The lead developers have been experimenting with story points recently. I wrote a few weeks back about how I thought we might decide on the meaning of a point.
We decided that our scale would range from 1 to 377, so that the upper end catches the complex, major projects that we sometimes work on.
Then we decided that we’d start with 1 story point being things we’d traditionally have expected to take a quick, experienced developer about an hour. Working that all the way up the scale, a 377 story point is the sort of thing we’d traditionally have estimated at 6 months or so.
Then we dug around our recent work and our future plans for things that fitted along the scale. We put them all in a big pot and decided two or three for each level on the scale which were the most useful examples for the future for how to size work. We came up with a few useful rules where you might want to move up a level because they make the work more complicated:
- adding a lot of behat and/or unit testing;
- working in an area that is already very complex; and
- working with a third party community / system integration.
We’ve recently been given a single prioritised backlog from our Learning & Teaching colleagues, so we decided to try out our shiny new story points on their list. This morning we played planning poker for the very first time.
We set up a spreadsheet with the business description, a supplementary techie speak description, and a column for each person. Each person then had a couple of days to use the story point exemplars and enter their estimate. Each person hid their column on completion so that no-one else’s estimate was biased.
To be fair, I found I mostly thought in days still and worked back to story points. It’s going to take some time to be able to look at a description and think in points instead.
Today we worked out the median of every-one’s scores, picked the nearest point on the scale and decided what we wanted to announce as our final estimate. I was pleasantly surprised by the amount of consensus we achieved. There were some items with wildly differing opinions but that usually just highlighted that the request was poorly defined still and we had differing assumptions on what we would do.
We decided upon one or two more “rules”:
- If the range is very diverse because the item is ill-defined, we refuse to estimate until we have more detail.
- If the median is the same as the estimate from the person who’s subject matter expert for the area of work, we go with that for our final estimate.
- If the median is one step either side of the estimate from the subject matter expert, that person has final say to overrule or accept the median.
- If the median is more than one step either side of the estimate from the subject matter expert, further discussion is required to clarify and agree a final estimate. There were actually very few stories which fell into this category.

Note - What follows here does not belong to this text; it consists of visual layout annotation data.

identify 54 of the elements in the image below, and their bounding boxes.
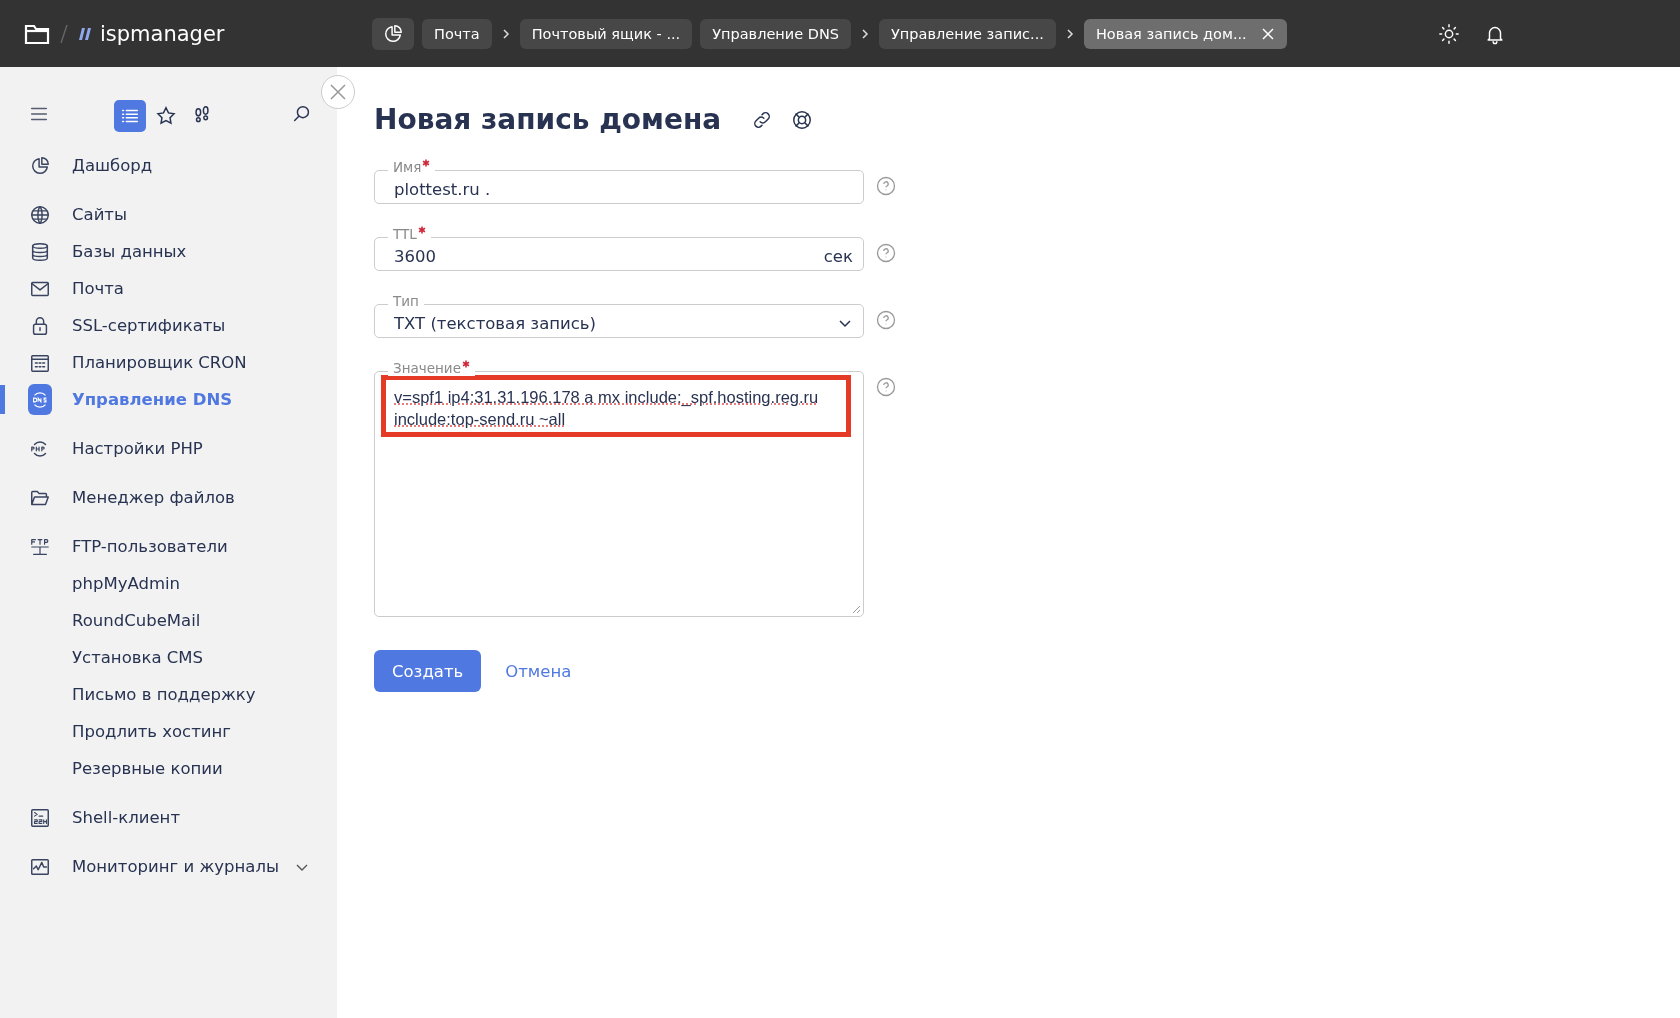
sidebar-item[interactable]: Дашборд [0,147,337,184]
field-label: Имя [388,159,436,175]
sidebar-item[interactable]: Сайты [0,196,337,233]
unit-label: сек [823,246,853,266]
breadcrumb-tab[interactable]: Управление запис... [879,18,1056,49]
close-icon [329,83,347,101]
pie-chart-icon [382,22,404,45]
sidebar-item[interactable]: Настройки PHP [0,430,337,467]
sidebar-item[interactable]: Shell-клиент [0,799,337,836]
help-icon[interactable] [876,310,896,330]
sidebar-item[interactable]: Мониторинг и журналы [0,848,337,885]
breadcrumb-tab[interactable]: Управление DNS [700,18,851,49]
sidebar-item[interactable]: SSL-сертификаты [0,307,337,344]
field-label: TTL [388,226,431,242]
pie-chart-icon [29,154,51,177]
sidebar-item[interactable]: Менеджер файлов [0,479,337,516]
star-icon [155,105,177,127]
sidebar-item[interactable]: FTP-пользователи [0,528,337,565]
sidebar-item[interactable]: Управление DNS [0,381,337,418]
folder-icon[interactable] [24,22,50,45]
close-icon[interactable] [1260,26,1275,41]
help-icon[interactable] [876,176,896,196]
sidebar-item[interactable]: Базы данных [0,233,337,270]
list-view-tab[interactable] [114,100,146,132]
resize-handle-icon[interactable] [851,604,861,614]
field-label: Значение [388,360,475,376]
sidebar-item[interactable]: Почта [0,270,337,307]
sidebar-item[interactable]: Установка CMS [0,639,337,676]
lifebuoy-icon [791,108,814,131]
sidebar-item[interactable]: phpMyAdmin [0,565,337,602]
sidebar-item[interactable]: Продлить хостинг [0,713,337,750]
field-label: Тип [388,293,424,309]
cancel-link[interactable]: Отмена [505,661,572,681]
dns-icon [28,384,52,415]
help-icon[interactable] [876,377,896,397]
close-button[interactable] [321,75,355,109]
breadcrumb-tab[interactable]: Новая запись дом... [1083,18,1287,49]
sidebar-item[interactable]: Планировщик CRON [0,344,337,381]
sidebar-item[interactable]: Письмо в поддержку [0,676,337,713]
app-logo[interactable]: ispmanager [100,21,225,46]
database-icon [29,240,51,263]
create-button[interactable]: Создать [374,650,482,692]
sun-icon [1438,22,1460,45]
sidebar-item[interactable]: Резервные копии [0,750,337,787]
breadcrumb-tab[interactable]: Почтовый ящик - ... [519,18,693,49]
help-icon[interactable] [876,243,896,263]
slash-divider [60,23,68,44]
breadcrumb-tab[interactable]: Почта [422,18,492,49]
page-title: Новая запись домена [374,103,722,136]
globe-icon [29,203,51,226]
logo-mark-icon [78,26,92,41]
dashboard-crumb[interactable] [372,17,414,50]
sidebar-item[interactable]: RoundCubeMail [0,602,337,639]
terminal-icon [29,806,51,829]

Using this approach we managed to get 6 people to estimate just under 100 stories in just under an hour. That’s a lot quicker than any of us expected. We ended up with an estimate of just over 2,500 story points for 3 months work by 8.4 people. Gut instinct suggests that we might manage about 75% of that. But since there were about a dozen things we couldn’t estimate, maybe that’ll be more like half in reality?
So with my project manager hat on, I now have to work out whether we should have estimated for the “top slice” tasks: support, bug fixing, advice, technical debt stories… We probably should have, but I’m not sure if the same approach works. Especially for “keep the wheels on” server monitoring activity.
And now that I have a set of estimates for most of the things our business partners want, we have to communicate that back to them. There will, presumably, be some iteration while we refine the requirements for the things we refused to estimate, attach names to tasks that no-one thought they were doing but which had high priorities, and drop some stuff off the bottom of the list.
I’m really interested to see what we actually deliver at the end of January, so we can for the first time get a feel for how what our development teams velocity might be. Remind me to tell you about that when the time comes!